In the days of the old movie studio system, the big film studios, stars, and their publicists carefully managed the stars' public images, keenly aware that audiences would turn on them if they appeared anything other than glamorous, fun (within bounds of propriety), and straight. Stars could be taken down by breaking up a marriage, having affairs, or having a child out of wedlock. Ingrid Bergman managed that trifecta when she shacked up with the married Roberto Rossellini and gave birth to a son just days before her own divorce was finalized. It took America a long time to forgive.
The now years-long hatefest on Gwyneth Paltrow calls to mind this same sensitivity to image. Paltrow does not appear to have a life that is very different from other celebrities. She dresses in nice clothes, goes on vacation, eats at expensive restaurants. The difference is that she has a website, Goop.com, that highlights the clothes, the vacations, the restaurants. Goop provides transparency to the reality of Paltrow's life—and we really, really don't like that.
The 20th-century audience's insistence on glamour and propriety has been replaced with a new template of demands: Celebrities should be down-to-earth, smooth but not too smooth, and self-deprecating. We mostly don't care if someone has a child outside of marriage or is gay, all of which is great. But while the nature of the demands on celebrity behavior has changed, the fact of these demands has not. We still demand they provide a sanitized image of their reality.

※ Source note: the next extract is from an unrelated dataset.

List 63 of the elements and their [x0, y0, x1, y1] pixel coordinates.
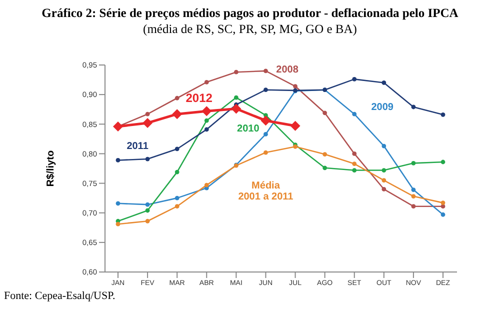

I am certain that Vin Diesel does not live in a dump and that Jennifer Lawrence doesn't stay at the Motel 8 when she travels. But without their own Goops, we don't have to think about that. Likewise there are celebrities who are reportedly terrible people. Serious, in-depth articles have contended that Matthew Fox is physically abusive and Tobey Maguire is verbally abusive—I mean really awful. But these things make barely a ripple in the cultural ecosystem, partly because they are no longer huge stars but also because their images are so likable, Fox with his All-American good looks and Maguire with his aw-shucks nerd-made-good persona.
It seems like an infantile mentality to punish stars who are honest about their lives, who are open about their luxuries or the fact that being hounded by paparazzi is a horrible experience. Even clothed in terms of class awareness or antimaterialism, it smacks of 1930s fantasy. And maybe just a tiny bit of misogyny, since we tend to get whipped up in a furor over women far more than men, who if anything are hated for being objects of desire or popularity with women, not for living the good life and being happy about it.
Worst of all is that when we fixate on Paltrow's excesses, we reinforce the delusion that the problem of income inequality lies elsewhere. After she tried to buy a week's worth of groceries on the welfare allowance of $29 this past week, critics noted that the cost of a page of luxuries touted on Goop could feed a family for a year. While the rich should pay their fair share of taxes and corporations should pay their employees a good living wage, this kind of spotlight on individual celebrity excess directs our gaze to the super-rich, leaving our own excesses off-stage. How many families could be fed for a year by the amount those critics—and we their co-conspirators—spend on clothes, shoes, travel, restaurants? In the end, most of us participating in the hatefest are more like Gwyneth Paltrow than the poor family we imagine her wronging. Maybe a desire to have the reality of celebrities' lives veiled is in part a desire to have the reality of our own lives, our own privileges, veiled.